Ce soir, il rentrera et les filles seront là. La petite et la grande. Elles sont de famille aujourd’hui. Pour l’occasion ? Il ne sait pas. Il n’a rien demandé. Il n’a rien à fêter. La liberté et la solitude oui. Mais ce sont des choses qu’on ne dit pas. Les règles du jeu.
Ces heures entières programmées à ce qu’il souhaite analyser jusqu’au trou noir. Atteindre le nerf des questions. Chercher sans réponse. C’est le chemin qui compte. Bien plus que la réponse. Il n’a pas toujours dit cela. Il a désiré plus que tout des réponses et des vérités, à une époque. Il en a fini. C’est aujourd’hui le dernier jour des certitudes. Implacable il le restera. Mais les questions s’étendront aussi loin qu’elles le doivent. Elles s’ouvriront, aussi libre qu’il est de mourir désormais. Il s’endormira ce soir-là avec la peur intense de ne plus se réveiller. Les lions sont lâchés.

La retraite prend forme les jours qui suivent. Tous les matins, il se réveille bien. Il soulève les paupières et s’étonne. Il est moins rationnel. Il s’inquiète à se voir faiblir ainsi. Il s’aventure aussi gaiement. Une forme sombre de gaieté. Celle, sans doute, de celui qui n’a plus rien à perdre. Tout est accompli ou déjà perdu. A partir de là, tout est bonus. ? Plus rien n’est nécessaire. Sale coup.

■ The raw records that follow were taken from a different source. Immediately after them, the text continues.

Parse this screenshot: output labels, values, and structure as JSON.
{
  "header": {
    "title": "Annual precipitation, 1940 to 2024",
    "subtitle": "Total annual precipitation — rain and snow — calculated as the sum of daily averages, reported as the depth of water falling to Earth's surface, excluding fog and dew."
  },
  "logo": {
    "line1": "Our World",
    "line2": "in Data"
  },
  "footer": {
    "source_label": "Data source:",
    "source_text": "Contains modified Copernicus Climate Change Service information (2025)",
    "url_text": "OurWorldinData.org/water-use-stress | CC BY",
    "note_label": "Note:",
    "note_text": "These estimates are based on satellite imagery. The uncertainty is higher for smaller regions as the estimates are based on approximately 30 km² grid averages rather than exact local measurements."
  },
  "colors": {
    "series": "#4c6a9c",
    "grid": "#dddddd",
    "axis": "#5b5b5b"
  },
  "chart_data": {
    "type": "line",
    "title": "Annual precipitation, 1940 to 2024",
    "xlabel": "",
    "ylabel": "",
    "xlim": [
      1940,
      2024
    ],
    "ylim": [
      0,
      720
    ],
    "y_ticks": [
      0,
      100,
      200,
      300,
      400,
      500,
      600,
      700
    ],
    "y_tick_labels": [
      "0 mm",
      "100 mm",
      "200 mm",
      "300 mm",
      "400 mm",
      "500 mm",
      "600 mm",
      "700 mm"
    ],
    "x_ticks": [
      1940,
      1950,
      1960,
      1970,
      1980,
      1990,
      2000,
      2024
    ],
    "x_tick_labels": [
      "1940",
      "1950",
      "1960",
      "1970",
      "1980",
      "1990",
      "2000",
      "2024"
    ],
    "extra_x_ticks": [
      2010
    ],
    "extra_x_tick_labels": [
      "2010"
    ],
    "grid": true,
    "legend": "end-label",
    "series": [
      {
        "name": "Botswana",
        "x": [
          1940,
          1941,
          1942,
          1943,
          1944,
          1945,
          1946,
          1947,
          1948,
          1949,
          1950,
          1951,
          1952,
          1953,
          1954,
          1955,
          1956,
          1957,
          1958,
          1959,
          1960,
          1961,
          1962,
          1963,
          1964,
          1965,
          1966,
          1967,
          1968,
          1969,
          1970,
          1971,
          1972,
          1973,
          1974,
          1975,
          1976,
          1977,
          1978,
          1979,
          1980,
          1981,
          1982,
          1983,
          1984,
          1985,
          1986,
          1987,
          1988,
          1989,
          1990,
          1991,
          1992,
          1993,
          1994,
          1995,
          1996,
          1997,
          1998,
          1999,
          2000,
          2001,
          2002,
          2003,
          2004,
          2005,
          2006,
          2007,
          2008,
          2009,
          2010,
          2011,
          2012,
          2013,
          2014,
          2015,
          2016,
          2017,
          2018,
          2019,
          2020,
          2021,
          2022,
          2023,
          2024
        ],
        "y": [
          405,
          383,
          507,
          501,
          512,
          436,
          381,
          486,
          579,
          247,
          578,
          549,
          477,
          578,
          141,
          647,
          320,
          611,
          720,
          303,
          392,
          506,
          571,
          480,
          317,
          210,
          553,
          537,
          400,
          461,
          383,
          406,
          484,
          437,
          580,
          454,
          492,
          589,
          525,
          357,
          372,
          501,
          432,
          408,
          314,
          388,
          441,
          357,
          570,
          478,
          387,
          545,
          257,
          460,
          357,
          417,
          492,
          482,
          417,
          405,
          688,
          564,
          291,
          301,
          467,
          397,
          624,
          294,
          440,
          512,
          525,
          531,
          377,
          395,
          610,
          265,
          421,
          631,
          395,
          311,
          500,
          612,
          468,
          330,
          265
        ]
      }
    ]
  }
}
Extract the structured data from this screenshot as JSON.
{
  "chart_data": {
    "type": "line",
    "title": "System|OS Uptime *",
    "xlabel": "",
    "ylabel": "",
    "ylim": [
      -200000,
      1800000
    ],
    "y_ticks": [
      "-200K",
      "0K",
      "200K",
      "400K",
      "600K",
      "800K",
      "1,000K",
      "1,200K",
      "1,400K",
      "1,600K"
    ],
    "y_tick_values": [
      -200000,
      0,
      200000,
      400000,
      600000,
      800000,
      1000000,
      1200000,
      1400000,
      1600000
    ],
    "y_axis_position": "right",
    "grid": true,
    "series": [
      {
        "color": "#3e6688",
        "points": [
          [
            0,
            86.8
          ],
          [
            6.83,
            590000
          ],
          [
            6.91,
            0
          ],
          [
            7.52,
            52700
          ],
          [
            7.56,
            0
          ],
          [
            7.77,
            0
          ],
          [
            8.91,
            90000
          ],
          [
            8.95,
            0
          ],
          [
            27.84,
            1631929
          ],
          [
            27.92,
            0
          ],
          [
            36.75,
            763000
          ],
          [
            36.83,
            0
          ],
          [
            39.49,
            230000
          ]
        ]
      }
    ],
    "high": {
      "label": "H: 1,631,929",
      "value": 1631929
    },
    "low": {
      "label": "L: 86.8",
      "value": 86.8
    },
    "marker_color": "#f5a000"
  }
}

Il passe ses heures dans son salon. Il prend possession d’une pièce. Le territoire. Il respecte les horaires. Les mêmes. Il les inculque à Anna, l’indocile. Elle se rebiffe. Elle s’éclipse sans crier gare. Alors c’est lui qui crie.

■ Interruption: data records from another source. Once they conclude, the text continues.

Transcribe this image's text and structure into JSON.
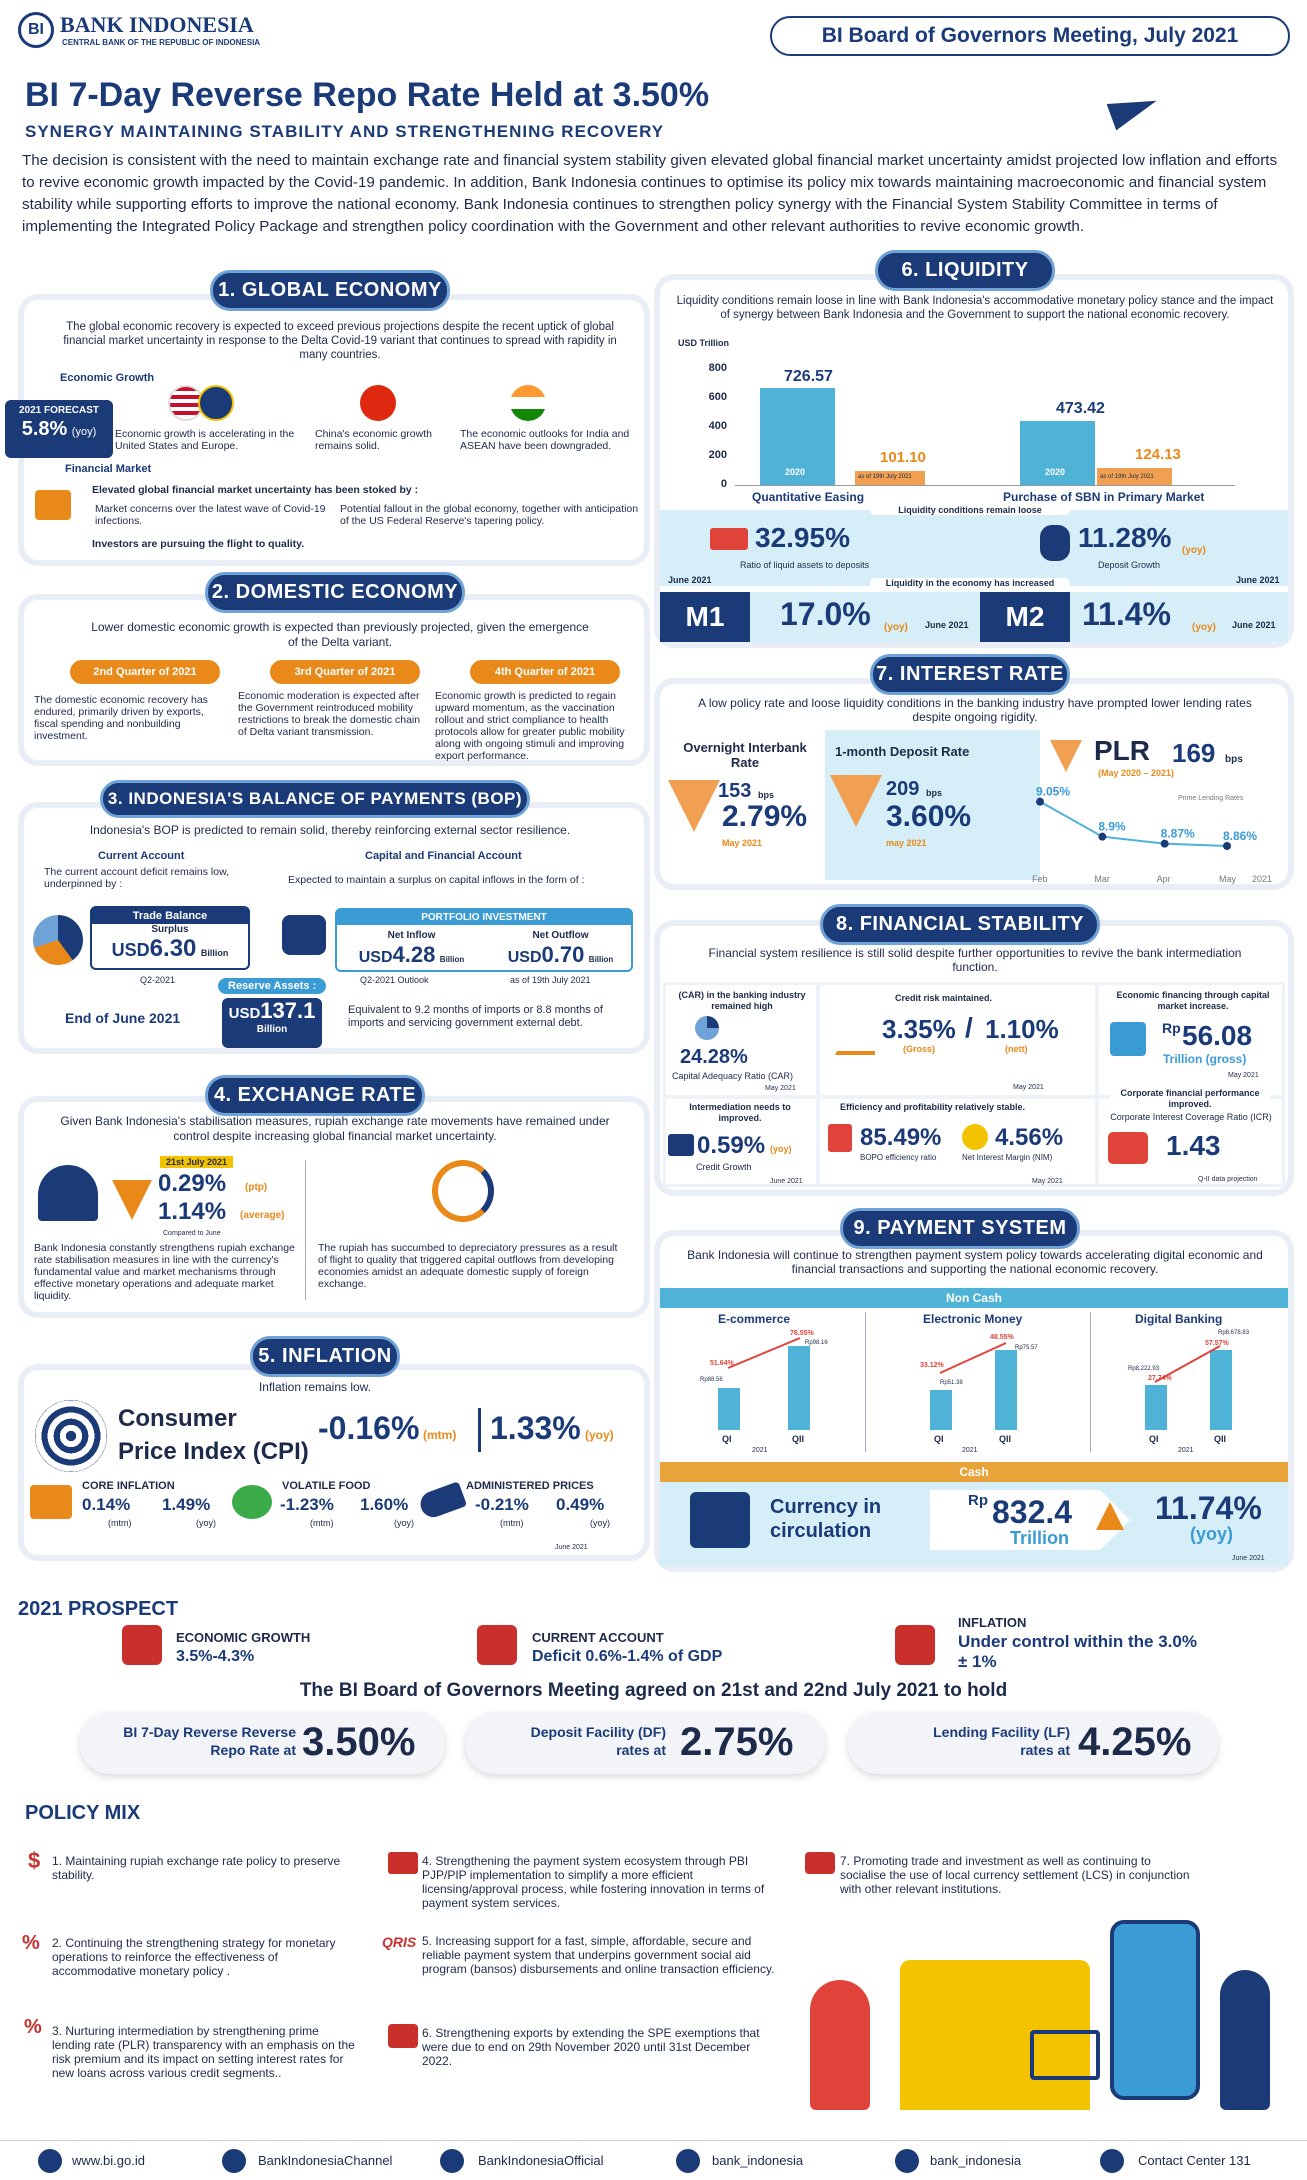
{
  "header": {
    "logo_name": "BANK INDONESIA",
    "logo_sub": "CENTRAL BANK OF THE REPUBLIC OF INDONESIA",
    "meeting": "BI Board of Governors Meeting, July 2021"
  },
  "title": "BI 7-Day Reverse Repo Rate Held at 3.50%",
  "subtitle": "SYNERGY MAINTAINING STABILITY AND STRENGTHENING RECOVERY",
  "intro": "The decision is consistent with the need to maintain exchange rate and financial system stability given elevated global financial market uncertainty amidst projected low inflation and efforts to revive economic growth impacted by the Covid-19 pandemic.  In addition, Bank Indonesia continues to optimise its policy mix towards maintaining macroeconomic and financial system stability while supporting efforts to improve the national economy.  Bank Indonesia continues to strengthen policy synergy with the Financial System Stability Committee in terms of implementing the Integrated Policy Package and strengthen policy coordination with the Government and other relevant authorities to revive economic growth.",
  "global": {
    "title": "1. GLOBAL ECONOMY",
    "lead": "The global economic recovery is expected to exceed previous projections despite the recent uptick of global financial market uncertainty in response to the Delta Covid-19 variant that continues to spread with rapidity in many countries.",
    "growth_label": "Economic Growth",
    "forecast_label": "2021 FORECAST",
    "forecast_value": "5.8%",
    "forecast_unit": "(yoy)",
    "us_eu": "Economic growth is accelerating in the United States and Europe.",
    "china": "China's  economic growth remains solid.",
    "india": "The economic outlooks for India and ASEAN have been downgraded.",
    "fin_label": "Financial Market",
    "fin_lead": "Elevated global financial market uncertainty has been stoked by :",
    "b1": "Market concerns over the latest wave of Covid-19 infections.",
    "b2": "Potential fallout in the global economy, together with anticipation of the US Federal Reserve's tapering policy.",
    "b3": "Investors are pursuing the flight to quality."
  },
  "domestic": {
    "title": "2. DOMESTIC ECONOMY",
    "lead": "Lower domestic economic growth is expected than previously projected, given the emergence of the Delta variant.",
    "q2": "2nd Quarter of 2021",
    "q3": "3rd Quarter of 2021",
    "q4": "4th Quarter of 2021",
    "t2": "The domestic economic recovery has endured, primarily driven by exports, fiscal spending and nonbuilding investment.",
    "t3": "Economic moderation is expected after the Government reintroduced mobility restrictions to break the domestic chain of Delta variant transmission.",
    "t4": "Economic growth is predicted to regain upward momentum, as the vaccination rollout and strict compliance to health protocols allow for greater public mobility along with ongoing stimuli and improving export performance."
  },
  "bop": {
    "title": "3. INDONESIA'S BALANCE OF PAYMENTS (BOP)",
    "lead": "Indonesia's BOP is predicted to remain solid, thereby reinforcing external sector resilience.",
    "ca_label": "Current Account",
    "ca_text": "The current account deficit remains low, underpinned by :",
    "tb_label": "Trade Balance",
    "tb_sub": "Surplus",
    "tb_cur": "USD",
    "tb_val": "6.30",
    "tb_unit": "Billion",
    "tb_note": "Q2-2021",
    "cfa_label": "Capital and Financial Account",
    "cfa_text": "Expected to maintain a surplus on capital inflows  in the form of :",
    "pi_label": "PORTFOLIO INVESTMENT",
    "in_label": "Net Inflow",
    "in_cur": "USD",
    "in_val": "4.28",
    "in_unit": "Billion",
    "in_note": "Q2-2021 Outlook",
    "out_label": "Net Outflow",
    "out_cur": "USD",
    "out_val": "0.70",
    "out_unit": "Billion",
    "out_note": "as of 19th July 2021",
    "ra_label": "Reserve Assets :",
    "ra_date": "End of June 2021",
    "ra_cur": "USD",
    "ra_val": "137.1",
    "ra_unit": "Billion",
    "ra_text": "Equivalent to 9.2 months of imports or 8.8 months of imports and servicing government external debt."
  },
  "exchange": {
    "title": "4. EXCHANGE RATE",
    "lead": "Given Bank Indonesia's stabilisation measures, rupiah exchange rate movements have remained under control despite increasing global financial market uncertainty.",
    "date": "21st July 2021",
    "v1": "0.29%",
    "u1": "(ptp)",
    "v2": "1.14%",
    "u2": "(average)",
    "note": "Compared to June",
    "left": "Bank Indonesia constantly strengthens rupiah exchange rate stabilisation measures in line with the currency's fundamental value and market mechanisms through effective monetary operations and adequate market liquidity.",
    "right": "The rupiah has succumbed to depreciatory pressures as a result of flight to quality that triggered capital outflows from developing economies amidst an adequate domestic supply of foreign exchange."
  },
  "inflation": {
    "title": "5. INFLATION",
    "lead": "Inflation remains low.",
    "cpi1": "Consumer",
    "cpi2": "Price Index (CPI)",
    "mtm": "-0.16%",
    "mtm_u": "(mtm)",
    "yoy": "1.33%",
    "yoy_u": "(yoy)",
    "core": "CORE INFLATION",
    "core_m": "0.14%",
    "core_y": "1.49%",
    "vf": "VOLATILE FOOD",
    "vf_m": "-1.23%",
    "vf_y": "1.60%",
    "ap": "ADMINISTERED PRICES",
    "ap_m": "-0.21%",
    "ap_y": "0.49%",
    "mu": "(mtm)",
    "yu": "(yoy)",
    "date": "June 2021"
  },
  "liquidity": {
    "title": "6. LIQUIDITY",
    "lead": "Liquidity conditions remain loose in line with Bank Indonesia's accommodative monetary policy stance and the impact of synergy between Bank Indonesia and the Government to support the national economic recovery.",
    "unit": "USD Trillion",
    "yticks": [
      "800",
      "600",
      "400",
      "200",
      "0"
    ],
    "qe_label": "Quantitative Easing",
    "sbn_label": "Purchase of SBN in Primary Market",
    "qe_2020": "726.57",
    "qe_2021": "101.10",
    "sbn_2020": "473.42",
    "sbn_2021": "124.13",
    "bar_2020": "2020",
    "bar_asof": "as of 19th July 2021",
    "loose": "Liquidity conditions remain loose",
    "l1": "32.95%",
    "l1_t": "Ratio of liquid assets to deposits",
    "l2": "11.28%",
    "l2_u": "(yoy)",
    "l2_t": "Deposit Growth",
    "june": "June 2021",
    "incr": "Liquidity in the economy has increased",
    "m1": "M1",
    "m1_v": "17.0%",
    "m1_u": "(yoy)",
    "m2": "M2",
    "m2_v": "11.4%",
    "m2_u": "(yoy)"
  },
  "interest": {
    "title": "7. INTEREST RATE",
    "lead": "A low policy rate and loose liquidity conditions in the banking industry have prompted lower lending rates despite ongoing rigidity.",
    "oi": "Overnight Interbank Rate",
    "oi_bps": "153",
    "oi_pct": "2.79%",
    "oi_date": "May 2021",
    "dr": "1-month Deposit Rate",
    "dr_bps": "209",
    "dr_pct": "3.60%",
    "dr_date": "may 2021",
    "bps": "bps",
    "plr": "PLR",
    "plr_bps": "169",
    "plr_range": "(May 2020 – 2021)",
    "plr_legend": "Prime Lending Rates"
  },
  "chart_data": {
    "type": "line",
    "title": "",
    "x": [
      "Feb",
      "Mar",
      "Apr",
      "May"
    ],
    "year": "2021",
    "series": [
      {
        "name": "Prime Lending Rates",
        "values": [
          9.05,
          8.9,
          8.87,
          8.86
        ]
      }
    ],
    "labels": [
      "9.05%",
      "8.9%",
      "8.87%",
      "8.86%"
    ]
  },
  "fsstab": {
    "title": "8. FINANCIAL  STABILITY",
    "lead": "Financial system resilience is still solid despite further opportunities to revive the bank intermediation function.",
    "car_t": "(CAR) in the banking industry remained high",
    "car_v": "24.28%",
    "car_l": "Capital Adequacy Ratio  (CAR)",
    "car_d": "May 2021",
    "cr_t": "Credit risk maintained.",
    "npl_g": "3.35%",
    "npl_gl": "(Gross)",
    "npl_n": "1.10%",
    "npl_nl": "(nett)",
    "cr_d": "May 2021",
    "ef_t": "Economic financing through capital market increase.",
    "ef_rp": "Rp",
    "ef_v": "56.08",
    "ef_u": "Trillion (gross)",
    "ef_d": "May 2021",
    "im_t": "Intermediation needs to improved.",
    "cg_v": "0.59%",
    "cg_u": "(yoy)",
    "cg_l": "Credit Growth",
    "cg_d": "June 2021",
    "ep_t": "Efficiency and profitability relatively stable.",
    "bopo_v": "85.49%",
    "bopo_l": "BOPO efficiency ratio",
    "nim_v": "4.56%",
    "nim_l": "Net Interest Margin (NIM)",
    "ep_d": "May 2021",
    "cf_t": "Corporate financial performance improved.",
    "icr_l": "Corporate Interest Coverage Ratio (ICR)",
    "icr_v": "1.43",
    "icr_d": "Q-II data projection"
  },
  "payment": {
    "title": "9. PAYMENT SYSTEM",
    "lead": "Bank Indonesia will continue to strengthen payment system policy towards accelerating digital economic and financial transactions and supporting the national economic recovery.",
    "noncash": "Non Cash",
    "ec": "E-commerce",
    "em": "Electronic Money",
    "db": "Digital Banking",
    "cash": "Cash",
    "cic1": "Currency in",
    "cic2": "circulation",
    "rp": "Rp",
    "cic_v": "832.4",
    "cic_u": "Trillion",
    "cic_g": "11.74%",
    "cic_gu": "(yoy)",
    "date": "June 2021",
    "q1": "QI",
    "q2": "QII",
    "yr": "2021",
    "ec_a": "51.64%",
    "ec_b": "76.55%",
    "ec_c": "Rp88.56",
    "ec_d": "Rp98.16",
    "em_a": "33.12%",
    "em_b": "48.55%",
    "em_c": "Rp51.38",
    "em_d": "Rp75.57",
    "db_a": "27.74%",
    "db_b": "57.57%",
    "db_c": "Rp8,222.93",
    "db_d": "Rp8,678.83"
  },
  "prospect": {
    "title": "2021 PROSPECT",
    "eg": "ECONOMIC GROWTH",
    "eg_v": "3.5%-4.3%",
    "ca": "CURRENT ACCOUNT",
    "ca_v": "Deficit 0.6%-1.4% of GDP",
    "inf": "INFLATION",
    "inf_v": "Under control within the 3.0% ± 1%"
  },
  "agreed": "The BI Board of Governors Meeting agreed on 21st and 22nd July 2021 to hold",
  "rates": {
    "r1_l1": "BI 7-Day Reverse Reverse",
    "r1_l2": "Repo Rate at",
    "r1_v": "3.50%",
    "r2_l1": "Deposit Facility (DF)",
    "r2_l2": "rates at",
    "r2_v": "2.75%",
    "r3_l1": "Lending Facility (LF)",
    "r3_l2": "rates at",
    "r3_v": "4.25%"
  },
  "policy": {
    "title": "POLICY MIX",
    "p1": "1. Maintaining rupiah exchange rate policy to preserve stability.",
    "p2": "2. Continuing the strengthening strategy for monetary operations to reinforce the effectiveness of accommodative monetary policy .",
    "p3": "3. Nurturing intermediation by strengthening prime lending rate (PLR) transparency with an emphasis on the risk premium and its impact on setting interest rates for new loans across various credit segments..",
    "p4": "4. Strengthening the payment system ecosystem through PBI PJP/PIP implementation to simplify a more efficient licensing/approval process, while fostering innovation in terms of payment system services.",
    "p5": "5. Increasing support for a fast, simple, affordable, secure and reliable payment system that underpins government social aid program (bansos) disbursements and online transaction efficiency.",
    "p6": "6. Strengthening exports by extending the SPE exemptions that were due to end on 29th November 2020 until 31st December 2022.",
    "p7": "7. Promoting trade and investment as well as continuing to socialise the use of local currency settlement (LCS) in conjunction with other relevant institutions.",
    "qris": "QRIS"
  },
  "footer": {
    "web": "www.bi.go.id",
    "yt": "BankIndonesiaChannel",
    "fb": "BankIndonesiaOfficial",
    "tw": "bank_indonesia",
    "ig": "bank_indonesia",
    "cc": "Contact Center 131"
  },
  "colors": {
    "navy": "#1b3a78",
    "orange": "#e8891a",
    "light": "#e9eef6",
    "teal": "#3a9bd5"
  }
}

Il calcule tout le jour. Il plie le monde en chiffres et symboles. Il est le seul à des kilomètres à la ronde à comprendre ce charabia. Il griffonne jusqu’à l’appel du repas. A heure précise. Et seul à table, il attend d’être servi. Il ronchonne. Le temps se perd. Il ne prend toujours pas le temps. Il peut encore moins que jamais, puisque, il a franchi la première porte vers la mort.